The 23-year-old’s death in Tullamore, Co Offaly, earlier this week has sparked outrage well beyond the island of Ireland.
Police are continuing to hunt for her killer, and Gardai have said the Murphy family were “appreciative and overwhelmed by the national outpouring of support shown to them”, after vigils were held in towns across Ireland on Friday.
On Saturday, a large number of people queued in Camden Square, north London, to sign a book of condolence and lay flowers.
The vigil took place at around 4pm – the time at which police said the fatal assault occurred on the banks of the Grand Canal in the Irish town on Wednesday.
Traditional music was played in honour of Ms Murphy, a talented fiddle player, while some of the crowd quietly sang or hummed along.

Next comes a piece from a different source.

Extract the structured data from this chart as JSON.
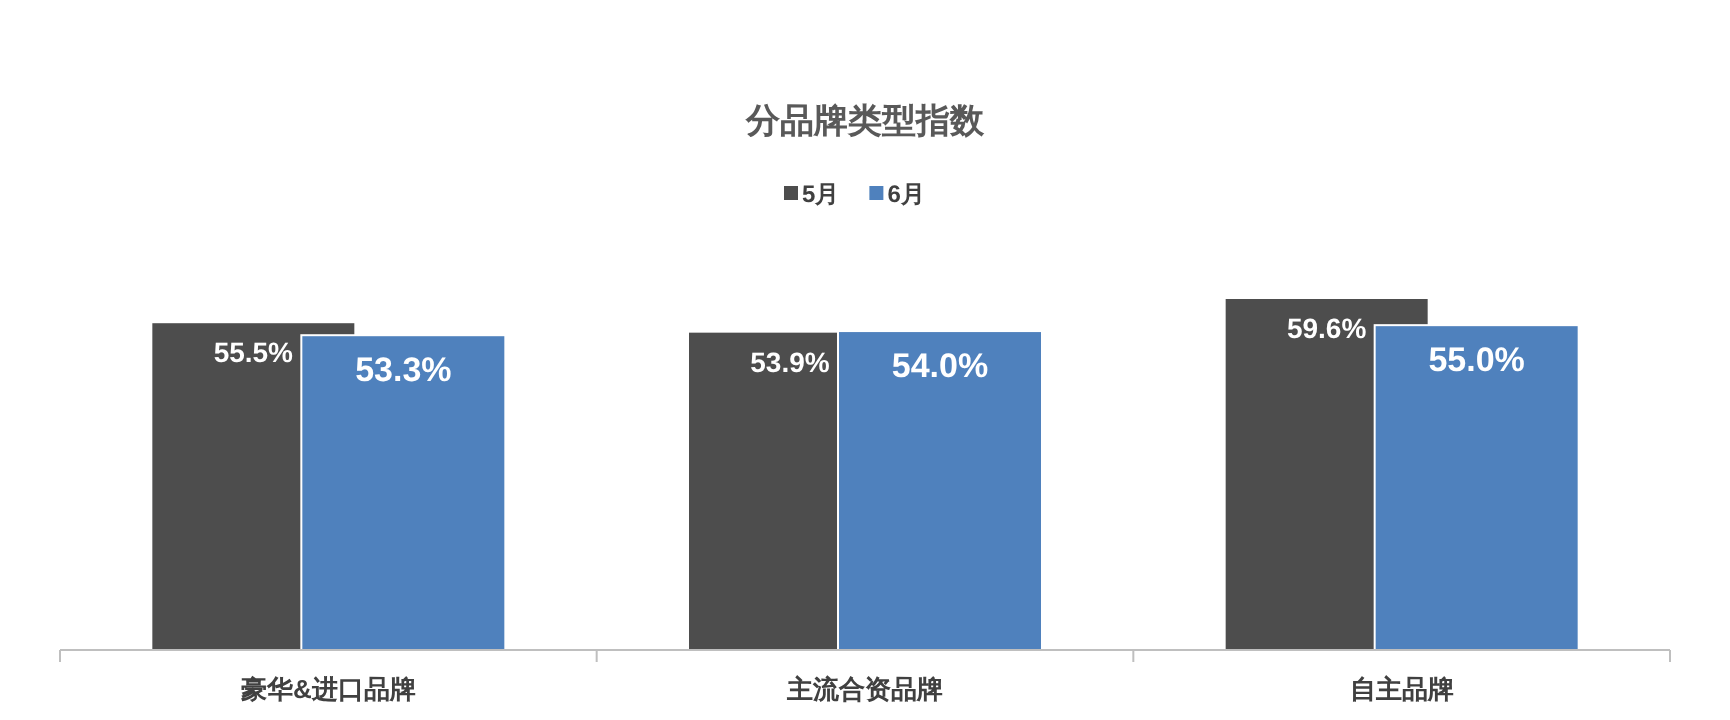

Anna Johnston, cultural officer at the London Irish Centre, said people had come together in solidarity with those who knew and loved Ms Murphy “and all the women of Ireland and further afield who are angry, distressed and heartbroken”.
Addressing the crowd, she added: “Today, along with Ashling, we remember all the women who have had their lives stolen through gender-based violence. We shouldn’t be here, and Ashling should be.”
A minute’s silence was held, after which the young teacher’s favourite song, When You Were Sweet Sixteen, was sung.
Her father Ray Murphy had played the tune on the banjo in tribute to his youngest daughter at a vigil on Friday near the scene of her murder.
Last year in London, people gathered in memory of marketing executive Sarah Everard and school teacher Sabina Nessa – two women who were fatally attacked while out walking in the capital.
A small sign near the entrance to the London Irish Centre bore their names and those of other women who have died, under the letters “RIP”.
A steady stream of people laid flowers and candles as darkness fell.
One floral tribute left outside the centre read: “Your beautiful life was stolen by evil.
“You deserved so much better. May your soul live on in music.”